Sentou-se no banco da praça e calmamente abriu o velho livro. Sua figura destoava de todo resto. Pessoas passavam freneticamente, com os olhos vidrados em seus smartphones. Miravam o relógio sem notar a imagem crepuscular que enfeitava o horizonte. O ritmo mimético dos passos parecia ocultar a ópera natural dos pássaros.

Saindo da praça, chegou ao lar e beijou a esposa. Trinta anos de união, com laços que se fortaleciam diariamente. Quanta diferença de uma multidão que se perde em relacionamentos fluídicos! A dissolução que torna a alma pastosa corrói relações e fragmenta o ser. O som do ‘eu’ parece impedir o florescer da canção do ‘nós’.
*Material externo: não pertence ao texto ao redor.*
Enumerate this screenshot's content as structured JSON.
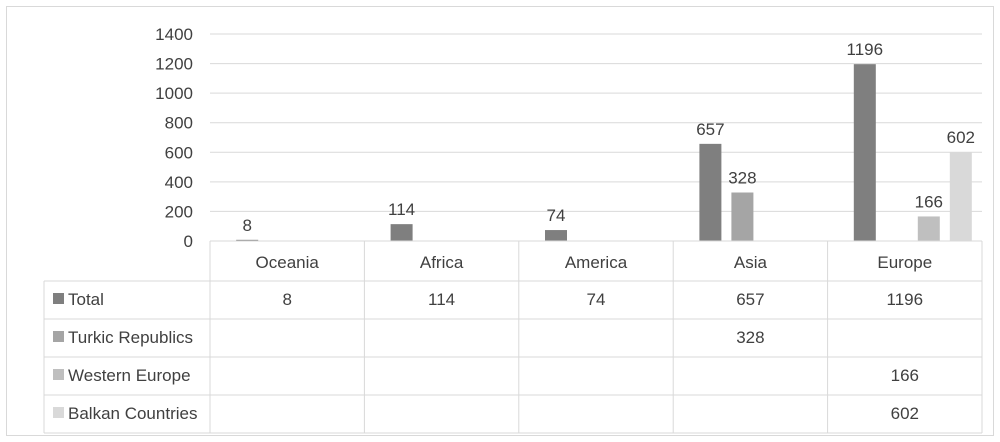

Servido o jantar, fechou os olhos e agradeceu ao Pai. Tão diferente da relação que muitos têm com os alimentos! Ora empanturram-se com a plasticidade do ‘fast food’, ora ingerem um ‘fitness’ industrialmente processado. Aquele que conhece Quem alimenta as aves dos céus também tem certeza do seu valor.

E quem é este que lê na praça, volta ao lar e senta-se à mesa?
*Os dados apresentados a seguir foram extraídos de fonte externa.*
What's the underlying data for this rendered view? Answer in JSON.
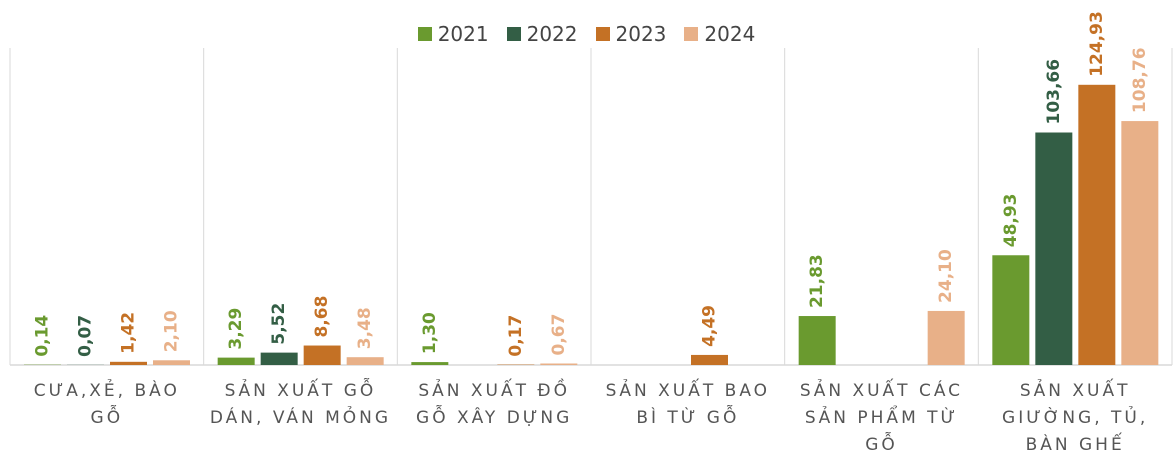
{
  "chart_data": {
    "type": "bar",
    "categories": [
      "CƯA,XẺ, BÀO GỖ",
      "SẢN XUẤT GỖ DÁN, VÁN MỎNG",
      "SẢN XUẤT ĐỒ GỖ XÂY DỰNG",
      "SẢN XUẤT BAO BÌ TỪ GỖ",
      "SẢN XUẤT CÁC SẢN PHẨM TỪ GỖ",
      "SẢN XUẤT GIƯỜNG, TỦ, BÀN GHẾ"
    ],
    "series": [
      {
        "name": "2021",
        "color": "#6a9a2f",
        "values": [
          0.14,
          3.29,
          1.3,
          null,
          21.83,
          48.93
        ],
        "value_labels": [
          "0,14",
          "3,29",
          "1,30",
          null,
          "21,83",
          "48,93"
        ]
      },
      {
        "name": "2022",
        "color": "#335e45",
        "values": [
          0.07,
          5.52,
          null,
          null,
          null,
          103.66
        ],
        "value_labels": [
          "0,07",
          "5,52",
          null,
          null,
          null,
          "103,66"
        ]
      },
      {
        "name": "2023",
        "color": "#c47125",
        "values": [
          1.42,
          8.68,
          0.17,
          4.49,
          null,
          124.93
        ],
        "value_labels": [
          "1,42",
          "8,68",
          "0,17",
          "4,49",
          null,
          "124,93"
        ]
      },
      {
        "name": "2024",
        "color": "#e8b088",
        "values": [
          2.1,
          3.48,
          0.67,
          null,
          24.1,
          108.76
        ],
        "value_labels": [
          "2,10",
          "3,48",
          "0,67",
          null,
          "24,10",
          "108,76"
        ]
      }
    ],
    "ylim": [
      0,
      140
    ],
    "legend": "top"
  }
}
Aquele que não esquece as palavras do gênio da Tábua de Cebes. Aquele que, como o Peregrino de Bunyan, percorre no caminho estreito. Aquele que, à semelhança de Frost, escolhe a estrada menos trilhada.

Cringe? Talvez a sociedade o chame desta forma. Ele, todavia, prefere ouvir a Voz que preenche o seu interior a seguir a cegueira do bando.

*Jénerson Alves é jornalista e membro da Academia Caruaruense de Literatura de Cordel. Escreve às sextas-feiras.